Genetic testing for celiac disease looks at two gene variants called HLA-DQ2 and HLA-DQ8. About 30 to 40 percent of the general population carries one of these genes, so having them doesn’t mean you have celiac disease. But if you test negative for both, celiac disease is essentially ruled out. This makes genetic testing most useful when results are unclear, such as when someone has been gluten-free too long for antibody tests to be reliable, or when family members want to know their risk.

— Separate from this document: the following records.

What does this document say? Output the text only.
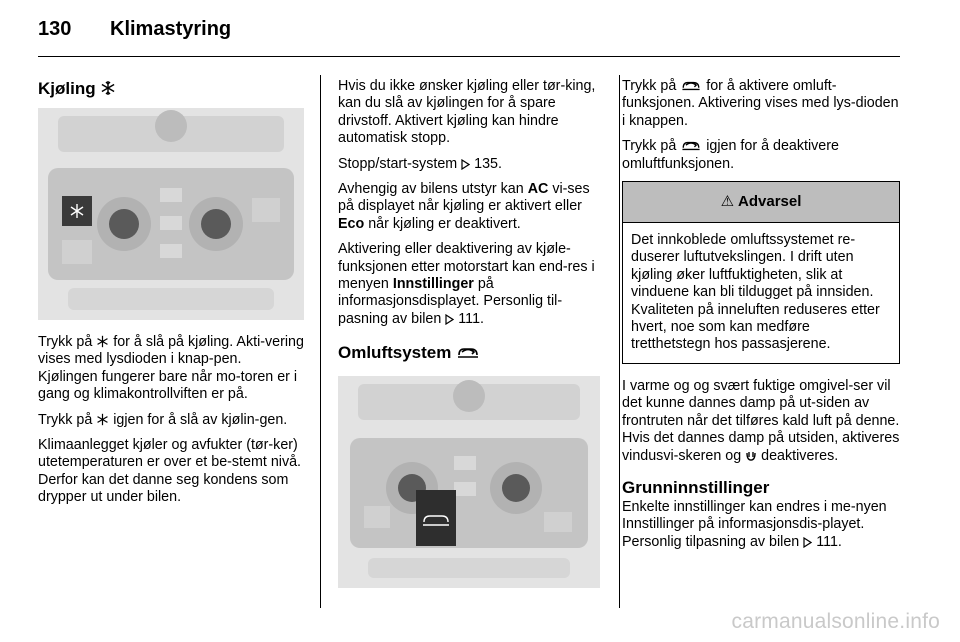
130 Klimastyring
Kjøling

Trykk på  for å slå på kjøling. Akti-vering vises med lysdioden i knap-pen. Kjølingen fungerer bare når mo-toren er i gang og klimakontrollviften er på.

Trykk på  igjen for å slå av kjølin-gen.

Klimaanlegget kjøler og avfukter (tør-ker) utetemperaturen er over et be-stemt nivå. Derfor kan det danne seg kondens som drypper ut under bilen.

Hvis du ikke ønsker kjøling eller tør-king, kan du slå av kjølingen for å spare drivstoff. Aktivert kjøling kan hindre automatisk stopp.

Stopp/start-system  135.

Avhengig av bilens utstyr kan AC vi-ses på displayet når kjøling er aktivert eller Eco når kjøling er deaktivert.

Aktivering eller deaktivering av kjøle-funksjonen etter motorstart kan end-res i menyen Innstillinger på informasjonsdisplayet. Personlig til-pasning av bilen  111.

Omluftsystem

Trykk på  for å aktivere omluft-funksjonen. Aktivering vises med lys-dioden i knappen.

Trykk på  igjen for å deaktivere omluftfunksjonen.

⚠ Advarsel
Det innkoblede omluftssystemet re-duserer luftutvekslingen. I drift uten kjøling øker luftfuktigheten, slik at vinduene kan bli tildugget på innsiden. Kvaliteten på inneluften reduseres etter hvert, noe som kan medføre tretthetstegn hos passasjerene.

I varme og og svært fuktige omgivel-ser vil det kunne dannes damp på ut-siden av frontruten når det tilføres kald luft på denne. Hvis det dannes damp på utsiden, aktiveres vindusvi-skeren og  deaktiveres.

Grunninnstillinger

Enkelte innstillinger kan endres i me-nyen Innstillinger på informasjonsdis-playet. Personlig tilpasning av bilen  111.

carmanualsonline.info
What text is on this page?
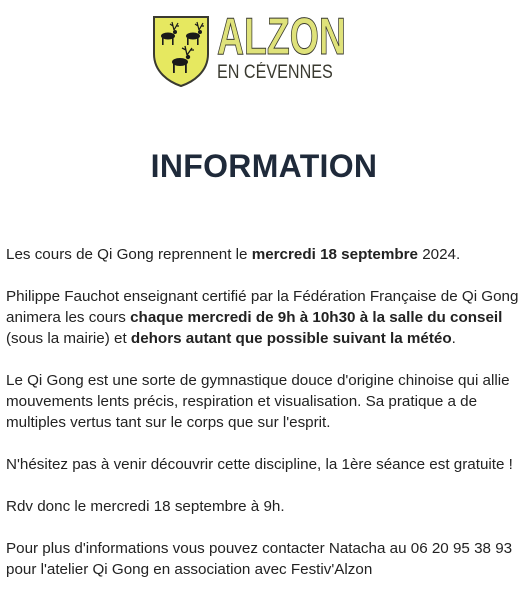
ALZON
EN CÉVENNES
INFORMATION

Les cours de Qi Gong reprennent le mercredi 18 septembre 2024.

Philippe Fauchot enseignant certifié par la Fédération Française de Qi Gong animera les cours chaque mercredi de 9h à 10h30 à la salle du conseil (sous la mairie) et dehors autant que possible suivant la météo.

Le Qi Gong est une sorte de gymnastique douce d'origine chinoise qui allie mouvements lents précis, respiration et visualisation. Sa pratique a de multiples vertus tant sur le corps que sur l'esprit.

N'hésitez pas à venir découvrir cette discipline, la 1ère séance est gratuite !

Rdv donc le mercredi 18 septembre à 9h.

Pour plus d'informations vous pouvez contacter Natacha au 06 20 95 38 93 pour l'atelier Qi Gong en association avec Festiv'Alzon
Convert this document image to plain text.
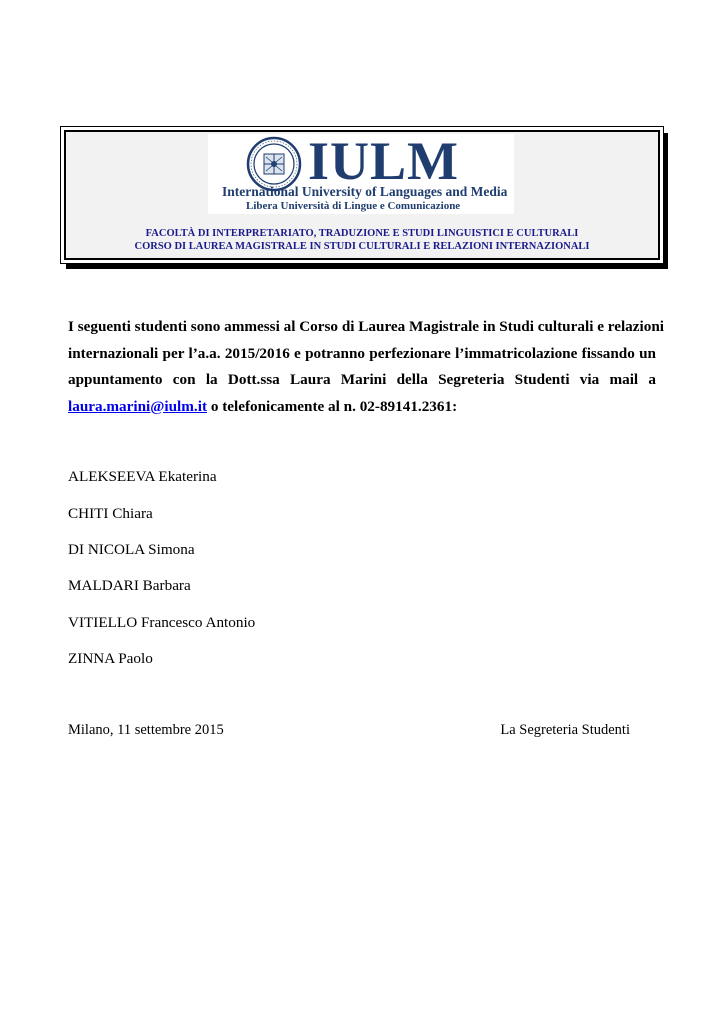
IULM
International University of Languages and Media
Libera Università di Lingue e Comunicazione
FACOLTÀ DI INTERPRETARIATO, TRADUZIONE E STUDI LINGUISTICI E CULTURALI
CORSO DI LAUREA MAGISTRALE IN STUDI CULTURALI E RELAZIONI INTERNAZIONALI
I seguenti studenti sono ammessi al Corso di Laurea Magistrale in Studi culturali e relazioni
internazionali per l’a.a. 2015/2016 e potranno perfezionare l’immatricolazione fissando un
appuntamento con la Dott.ssa Laura Marini della Segreteria Studenti via mail a
laura.marini@iulm.it o telefonicamente al n. 02-89141.2361:
ALEKSEEVA Ekaterina
CHITI Chiara
DI NICOLA Simona
MALDARI Barbara
VITIELLO Francesco Antonio
ZINNA Paolo
Milano, 11 settembre 2015	La Segreteria Studenti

A primary care doctor can order HLA typing, or you can request it through a commercial lab.

Where to Find a Gastroenterologist

If your blood work is positive and you need an endoscopy, your primary care doctor will typically refer you to a gastroenterologist. If you want to seek one out directly, celiac disease foundations maintain directories of physicians experienced with the condition. University-affiliated medical centers and large health systems often have dedicated celiac disease programs with gastroenterologists who see high volumes of cases, which matters because experience affects biopsy quality.

Wait times for a gastroenterology appointment vary widely by region, from a few weeks to several months. While you wait, keep eating gluten. Stopping before your endoscopy can compromise the biopsy results, leaving you without a definitive answer after an invasive procedure.